A spokesperson from Ponant also confirmed that are sailings are still set to go ahead following cancellation of March dates, although they’re monitoring ongoing government discussions.

“Both our small expedition ships Le Laperouse and Le Soleal are in New Caledonia ready to start the Kimberley season according to our eight week turnaround. As per this eight week turnaround and due to the delay in lifting the Australian biosecurity act, we have cancelled our two March 2022 sailings.”

“We are currently monitoring the conversation with federal and state governments and hope to receive the green light on time to start our Kimberley season in April this year.”

Never sailed the Kimberley before?

If you’ve never taken on the Kimberley before, Mr Castle’s has all the expert advice on the most exciting itineraries and what to know before you head off. Mr Castles also notes that if you are hoping to get in on the 2022 season you’ll want to act fast.

“At the moment though, unless capacity opens up due to border restrictions, the 2022 season is very heavily booked with only very limited availability. Already we’re well into selling 2023 (and some operators are due to release 2024 due to the high demand) so there’s only a handful of cabins left to snap up for 2022.”


Mr Castles takes you through the range of itineraries on offer this season.

“There’s a couple of classic itineraries in the Kimberley that we really love – as they tick all the boxes in showcasing all of the iconic sights along the Kimberley Coast. Coral Expeditions and Reef Prince operate ‘tried and tested’ ten-night voyages between Broome and Darwin and vice versa, a very comprehensive itinerary which also ties in nicely with the Ghan in Darwin  – always a popular addition to a Kimberley cruise.”

“Alternatively, smaller operators such as Great Escape, Ocean Dream, Kimberley Pearl and True North operate 13-night cruises between Broome and Wyndham and vice versa, with the extra days allowing for more time to linger, explore more deeply and even try your hand trying to land a big Kimberley barra – which the onboard chef will happily cook up for you. Cruises starting or finishing in Wyndham are also ideal for travellers who wish to add a couple of nights exploring the nearby World Heritage-listed Purnululu National Park (Bungle Bungles).”

“If your time is limited though, there are some excellent eight- and nine-day itineraries focusing on the Southern Kimberley that showcase the best of the south, including Horizontal Falls and Montgomery Reef. Kimberley Quest and Diversity Charters are great options in this regard.”

First time advice 

If you’ve never been to Western Australia’s slice of rugged wilderness before, Mr Castles says it’s all about finding an expert and knowing what you want out of your trip. 

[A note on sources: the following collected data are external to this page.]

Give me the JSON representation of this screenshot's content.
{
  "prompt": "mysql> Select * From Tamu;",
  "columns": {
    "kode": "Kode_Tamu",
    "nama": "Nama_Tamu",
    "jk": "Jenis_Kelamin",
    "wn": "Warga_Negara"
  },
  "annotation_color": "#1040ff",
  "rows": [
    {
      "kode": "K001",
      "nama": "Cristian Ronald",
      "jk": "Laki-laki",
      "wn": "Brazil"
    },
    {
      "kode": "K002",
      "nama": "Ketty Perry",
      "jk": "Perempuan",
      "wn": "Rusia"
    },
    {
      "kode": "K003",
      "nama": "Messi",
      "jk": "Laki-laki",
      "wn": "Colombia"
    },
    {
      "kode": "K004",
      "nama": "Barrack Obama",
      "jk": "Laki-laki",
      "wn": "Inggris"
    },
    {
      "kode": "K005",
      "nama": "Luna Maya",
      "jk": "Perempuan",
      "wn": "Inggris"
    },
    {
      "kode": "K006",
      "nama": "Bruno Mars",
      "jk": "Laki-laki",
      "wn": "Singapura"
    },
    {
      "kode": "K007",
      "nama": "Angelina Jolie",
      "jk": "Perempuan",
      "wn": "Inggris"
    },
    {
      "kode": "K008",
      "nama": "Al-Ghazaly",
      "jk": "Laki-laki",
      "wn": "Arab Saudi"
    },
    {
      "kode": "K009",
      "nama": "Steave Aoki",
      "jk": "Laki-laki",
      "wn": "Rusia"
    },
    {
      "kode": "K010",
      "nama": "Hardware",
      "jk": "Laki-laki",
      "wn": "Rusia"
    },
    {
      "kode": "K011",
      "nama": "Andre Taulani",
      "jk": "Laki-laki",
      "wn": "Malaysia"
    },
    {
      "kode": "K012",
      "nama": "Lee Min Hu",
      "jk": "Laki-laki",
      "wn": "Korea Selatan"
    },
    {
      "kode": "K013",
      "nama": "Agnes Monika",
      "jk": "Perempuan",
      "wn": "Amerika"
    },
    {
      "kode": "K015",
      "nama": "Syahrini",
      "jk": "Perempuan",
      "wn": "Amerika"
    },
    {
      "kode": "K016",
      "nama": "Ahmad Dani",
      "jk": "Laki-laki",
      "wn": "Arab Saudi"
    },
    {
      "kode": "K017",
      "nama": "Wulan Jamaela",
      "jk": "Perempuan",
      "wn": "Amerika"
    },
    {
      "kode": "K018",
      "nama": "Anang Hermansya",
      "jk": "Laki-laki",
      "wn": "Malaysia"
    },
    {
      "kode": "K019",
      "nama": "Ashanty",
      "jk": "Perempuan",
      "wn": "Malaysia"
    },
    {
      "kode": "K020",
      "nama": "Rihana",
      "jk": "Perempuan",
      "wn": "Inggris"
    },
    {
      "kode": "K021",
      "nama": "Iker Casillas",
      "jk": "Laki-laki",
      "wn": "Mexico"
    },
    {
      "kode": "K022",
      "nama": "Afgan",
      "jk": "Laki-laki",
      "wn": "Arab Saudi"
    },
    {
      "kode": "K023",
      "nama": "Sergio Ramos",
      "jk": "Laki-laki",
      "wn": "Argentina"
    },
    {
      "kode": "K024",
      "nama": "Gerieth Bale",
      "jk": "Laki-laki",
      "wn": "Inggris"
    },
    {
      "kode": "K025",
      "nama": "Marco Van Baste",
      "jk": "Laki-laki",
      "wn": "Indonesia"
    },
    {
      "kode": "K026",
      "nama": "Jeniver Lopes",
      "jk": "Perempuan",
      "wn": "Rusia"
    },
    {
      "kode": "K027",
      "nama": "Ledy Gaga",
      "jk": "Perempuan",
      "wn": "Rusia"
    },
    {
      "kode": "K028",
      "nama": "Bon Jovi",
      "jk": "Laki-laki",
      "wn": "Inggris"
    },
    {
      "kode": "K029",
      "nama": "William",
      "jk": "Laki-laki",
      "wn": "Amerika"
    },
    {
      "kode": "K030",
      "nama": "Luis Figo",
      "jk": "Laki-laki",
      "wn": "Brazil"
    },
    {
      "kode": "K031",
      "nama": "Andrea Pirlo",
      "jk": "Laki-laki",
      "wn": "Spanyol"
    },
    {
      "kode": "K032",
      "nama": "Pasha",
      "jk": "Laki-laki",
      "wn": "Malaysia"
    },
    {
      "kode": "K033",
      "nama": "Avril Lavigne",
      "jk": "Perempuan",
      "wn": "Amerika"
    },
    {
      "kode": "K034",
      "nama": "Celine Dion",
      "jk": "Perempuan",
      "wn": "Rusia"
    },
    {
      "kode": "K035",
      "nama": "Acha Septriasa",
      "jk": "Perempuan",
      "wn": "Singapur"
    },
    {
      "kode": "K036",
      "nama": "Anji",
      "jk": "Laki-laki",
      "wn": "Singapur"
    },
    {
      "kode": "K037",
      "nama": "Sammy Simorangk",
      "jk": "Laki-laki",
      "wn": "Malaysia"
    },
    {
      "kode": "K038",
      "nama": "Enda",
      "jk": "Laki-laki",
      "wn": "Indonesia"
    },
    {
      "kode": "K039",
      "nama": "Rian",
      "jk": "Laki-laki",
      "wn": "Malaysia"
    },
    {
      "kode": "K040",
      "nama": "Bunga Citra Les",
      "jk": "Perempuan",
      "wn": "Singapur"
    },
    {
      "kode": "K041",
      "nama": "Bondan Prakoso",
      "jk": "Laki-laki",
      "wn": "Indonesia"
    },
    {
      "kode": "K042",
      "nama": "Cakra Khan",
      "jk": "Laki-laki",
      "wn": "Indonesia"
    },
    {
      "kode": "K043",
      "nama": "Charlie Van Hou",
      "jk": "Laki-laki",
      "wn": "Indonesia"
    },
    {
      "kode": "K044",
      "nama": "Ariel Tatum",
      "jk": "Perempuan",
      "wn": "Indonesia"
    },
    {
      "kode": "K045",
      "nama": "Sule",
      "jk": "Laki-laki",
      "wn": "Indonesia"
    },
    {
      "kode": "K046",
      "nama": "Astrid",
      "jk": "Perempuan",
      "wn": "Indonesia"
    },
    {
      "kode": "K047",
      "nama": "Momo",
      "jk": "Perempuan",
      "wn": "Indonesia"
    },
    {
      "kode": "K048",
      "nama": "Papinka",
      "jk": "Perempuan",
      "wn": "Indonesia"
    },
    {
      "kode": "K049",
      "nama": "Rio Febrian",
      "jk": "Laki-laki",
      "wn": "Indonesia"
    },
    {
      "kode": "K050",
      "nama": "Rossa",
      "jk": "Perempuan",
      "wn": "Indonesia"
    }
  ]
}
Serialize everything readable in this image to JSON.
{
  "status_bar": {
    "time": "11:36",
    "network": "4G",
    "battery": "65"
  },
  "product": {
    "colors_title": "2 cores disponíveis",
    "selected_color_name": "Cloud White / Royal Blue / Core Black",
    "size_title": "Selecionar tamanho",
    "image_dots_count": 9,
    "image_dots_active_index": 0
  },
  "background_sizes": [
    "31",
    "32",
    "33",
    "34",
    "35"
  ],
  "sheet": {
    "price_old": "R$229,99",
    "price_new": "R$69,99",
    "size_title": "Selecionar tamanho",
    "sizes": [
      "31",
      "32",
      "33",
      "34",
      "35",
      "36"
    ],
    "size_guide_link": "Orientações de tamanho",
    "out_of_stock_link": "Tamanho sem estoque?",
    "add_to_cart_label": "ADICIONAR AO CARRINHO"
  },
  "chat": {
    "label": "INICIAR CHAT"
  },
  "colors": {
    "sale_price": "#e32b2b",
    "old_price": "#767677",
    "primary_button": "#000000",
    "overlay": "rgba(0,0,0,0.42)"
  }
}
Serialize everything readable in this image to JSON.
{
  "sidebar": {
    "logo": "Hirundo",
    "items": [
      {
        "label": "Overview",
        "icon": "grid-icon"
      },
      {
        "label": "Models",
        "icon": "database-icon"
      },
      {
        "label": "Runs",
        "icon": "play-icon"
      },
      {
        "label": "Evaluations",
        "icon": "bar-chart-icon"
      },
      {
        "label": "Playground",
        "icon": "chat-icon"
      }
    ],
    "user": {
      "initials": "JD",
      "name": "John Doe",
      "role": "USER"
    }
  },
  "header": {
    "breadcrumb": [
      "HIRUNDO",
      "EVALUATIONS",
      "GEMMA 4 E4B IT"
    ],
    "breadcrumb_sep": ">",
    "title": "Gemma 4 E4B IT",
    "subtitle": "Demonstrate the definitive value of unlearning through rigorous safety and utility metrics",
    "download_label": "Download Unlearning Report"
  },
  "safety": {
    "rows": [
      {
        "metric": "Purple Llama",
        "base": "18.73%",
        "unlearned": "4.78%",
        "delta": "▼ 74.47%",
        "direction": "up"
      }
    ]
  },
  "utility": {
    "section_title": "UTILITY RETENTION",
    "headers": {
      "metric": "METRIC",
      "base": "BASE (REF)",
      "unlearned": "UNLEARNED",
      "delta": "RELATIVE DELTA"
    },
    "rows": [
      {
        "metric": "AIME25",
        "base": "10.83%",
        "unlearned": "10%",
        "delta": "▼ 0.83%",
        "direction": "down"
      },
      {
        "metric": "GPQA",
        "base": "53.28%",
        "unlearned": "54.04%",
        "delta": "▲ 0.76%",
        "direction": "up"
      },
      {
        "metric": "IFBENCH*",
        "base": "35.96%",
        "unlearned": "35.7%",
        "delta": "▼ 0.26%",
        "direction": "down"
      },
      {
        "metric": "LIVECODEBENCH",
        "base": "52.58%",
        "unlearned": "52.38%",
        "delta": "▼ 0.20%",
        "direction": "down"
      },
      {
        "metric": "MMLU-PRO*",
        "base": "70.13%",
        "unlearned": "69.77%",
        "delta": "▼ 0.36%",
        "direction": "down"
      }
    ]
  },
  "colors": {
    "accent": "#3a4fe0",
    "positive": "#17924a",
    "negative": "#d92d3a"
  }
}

“The biggest piece of advice is to speak to a Kimberley expert such as ourselves before booking!”

“An expert will help you find the perfect ship that best suits your requirements. When we’re recommending a ship to a traveller we consider things such as the traveller’s fitness level, whether they are interested in fishing whether they prefer a more ‘bare foot’ experience that you find on the very smallest ships (10 – 20 travellers) or whether they like a bit more amenity in terms of more dining choices, whether you need to make a bit of an effort to dress up at dinner and so on.”

“It’s also important that you select a cruise operator that has a great expedition team on board, as you really do rely on the knowledge your expedition leader and guides impart to make the most of your expedition.”